Thought Box

Kaleidoscope - No Lese Majeste Intended

Kaleidoscope - No Lese Majeste Intended

by Deepa Gahlot October 10 2016, 12:17 pm Estimated Reading Time: 3 mins, 21 secs

One of the most popular plays by the National Theatre, London is The Audience, which thank to the NT Live programme that allows audience around the world to watch their grand stage productions on screen, was made accessible to audiences in Mumbai. Written by Peter Morgan and directed by Stephen Daldry, The Audience imagines what happens at the Buckingham Palace where, for sixty years, Queen Elizabeth II meets the Prime Ministers of the UK every Tuesday and discusses with them matters to do with the country.
 
The Queen — and who but the magnificent Helen Mirren could have played her — has met each of the 12 ministers who have been elected during her reign from Winston Churchill to David Cameron.

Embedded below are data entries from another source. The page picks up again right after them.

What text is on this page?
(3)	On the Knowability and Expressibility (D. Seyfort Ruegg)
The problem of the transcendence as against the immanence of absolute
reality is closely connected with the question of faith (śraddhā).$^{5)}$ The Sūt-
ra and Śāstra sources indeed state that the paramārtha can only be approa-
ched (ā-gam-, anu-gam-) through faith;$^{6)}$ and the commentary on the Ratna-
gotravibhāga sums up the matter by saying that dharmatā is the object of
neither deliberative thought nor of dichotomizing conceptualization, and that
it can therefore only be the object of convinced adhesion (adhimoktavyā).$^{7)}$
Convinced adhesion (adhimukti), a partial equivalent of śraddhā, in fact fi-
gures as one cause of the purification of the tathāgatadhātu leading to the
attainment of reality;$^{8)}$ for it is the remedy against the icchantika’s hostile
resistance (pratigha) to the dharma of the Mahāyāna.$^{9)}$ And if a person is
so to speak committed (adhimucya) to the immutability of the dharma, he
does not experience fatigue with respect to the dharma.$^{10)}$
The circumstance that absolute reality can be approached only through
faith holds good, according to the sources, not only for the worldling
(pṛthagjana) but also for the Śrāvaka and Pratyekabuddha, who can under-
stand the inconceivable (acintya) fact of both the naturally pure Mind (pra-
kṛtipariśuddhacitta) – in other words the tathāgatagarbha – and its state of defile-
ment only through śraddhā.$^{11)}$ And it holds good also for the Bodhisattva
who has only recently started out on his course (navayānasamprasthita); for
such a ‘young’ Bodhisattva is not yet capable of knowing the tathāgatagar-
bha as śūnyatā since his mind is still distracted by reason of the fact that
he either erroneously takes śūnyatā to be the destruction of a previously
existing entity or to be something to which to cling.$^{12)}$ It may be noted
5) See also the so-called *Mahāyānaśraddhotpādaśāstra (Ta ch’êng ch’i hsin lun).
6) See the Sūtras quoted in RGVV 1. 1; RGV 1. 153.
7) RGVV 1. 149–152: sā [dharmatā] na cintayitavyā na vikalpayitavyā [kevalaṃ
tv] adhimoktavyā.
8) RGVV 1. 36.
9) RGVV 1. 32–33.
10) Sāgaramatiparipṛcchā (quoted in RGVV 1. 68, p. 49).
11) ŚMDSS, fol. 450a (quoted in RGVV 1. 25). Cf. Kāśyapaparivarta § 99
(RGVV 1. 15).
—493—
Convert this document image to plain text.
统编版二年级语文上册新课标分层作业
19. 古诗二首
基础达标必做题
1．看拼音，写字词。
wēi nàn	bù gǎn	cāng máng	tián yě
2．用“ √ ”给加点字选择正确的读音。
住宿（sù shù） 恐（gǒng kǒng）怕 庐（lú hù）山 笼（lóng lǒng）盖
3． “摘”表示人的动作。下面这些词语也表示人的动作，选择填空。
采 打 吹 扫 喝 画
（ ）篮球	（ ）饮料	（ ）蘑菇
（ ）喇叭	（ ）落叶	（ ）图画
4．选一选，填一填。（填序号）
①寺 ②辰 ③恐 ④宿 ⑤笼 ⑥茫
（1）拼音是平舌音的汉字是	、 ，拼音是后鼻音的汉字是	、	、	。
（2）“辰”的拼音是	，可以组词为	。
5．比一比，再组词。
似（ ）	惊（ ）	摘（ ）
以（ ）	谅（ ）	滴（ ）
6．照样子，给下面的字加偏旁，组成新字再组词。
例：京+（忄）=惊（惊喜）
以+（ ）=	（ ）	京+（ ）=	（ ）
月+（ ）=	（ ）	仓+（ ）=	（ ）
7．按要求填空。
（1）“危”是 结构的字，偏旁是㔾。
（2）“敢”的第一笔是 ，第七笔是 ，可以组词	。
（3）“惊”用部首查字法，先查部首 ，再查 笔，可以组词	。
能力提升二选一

What is said at these meetings is completely secret, but the playwright guesses at what could have transpired when Downing Street interacted with Buckingham Palace, and it is an extraordinary piece of writing, meticulously researched, presented with warmth, humour and without judgment on the pros and cons of a monarchy in a democratic society.
 
What is truly remarkable is that the play was staged without protest from the royal family, or the Queen herself. Nobody questioned Morgan’s right to create such a play, or stopped the production company from staging it.
 
And to think, that not only is the Queen and few of the prime ministers alive, there has been no attempt to stop the production of the play, censor the script or attack the performance. Morgan’s play is critical of several policy decisions of the PMs, is affectionate towards the Queen, but not completely besotted. Very cleverly it brings in various ups and downs in British history and pulls no punches. This sort of thing would simply not be possible in India.
 
According to reports in the British press, members of the royal staff have been to see the play incognito and suggested some changes, which were incorporated into the performance. It has proved to be a great hit, won Olivier awards for Mirren and Richard McCabe playing Harold Wilson.
 
Charles Spencer of The Telegraph commented, “What a great if faintly guilty pleasure this play proves. In times past, the dramatist Peter Morgan would have been locked up in the tower for such impudent lese-majesty, and might have counted himself lucky to have kept his head on his shoulders.”
 
Morgan had also written the screenplay for the 2006 film, The Queen, about the crisis that the royal family faced after the death of Princess Diana. Mirren had played the role then too and won an Oscar for it. He is quoted in The Telegraph, “I am really not that interested in her as a person. I am interested in what it is to be British and she happens to be a central component of that, of who we are, and how our country is put together.”
 
Imagine, in India, even a minor political figure being picked as a subject for a play or film, the writer would have to submit the work to the person or his/her family, relatives, party members and so on, for approval.
 
Of course, they would expect a hagiography — not even a hint of criticism would be tolerated. If by chance the script actually passed this bit of scrutiny and reached the stage (or screen), the slightest deviation from the material submitted, or the subject not being presented in glowing terms, preferably with a halo round the head, and there are chances that the production would be axed.
 
If, by some miracle, it actually got produced and reached the public, then the subject or any self-appointed spokesperson could get a band of hooligans to attack the theatre and the audience, if they found anything remotely objectionable. If the work survived all roadblocks, it would be so watered down or phony that nobody but the subject and the sycophant would be interested in watching it.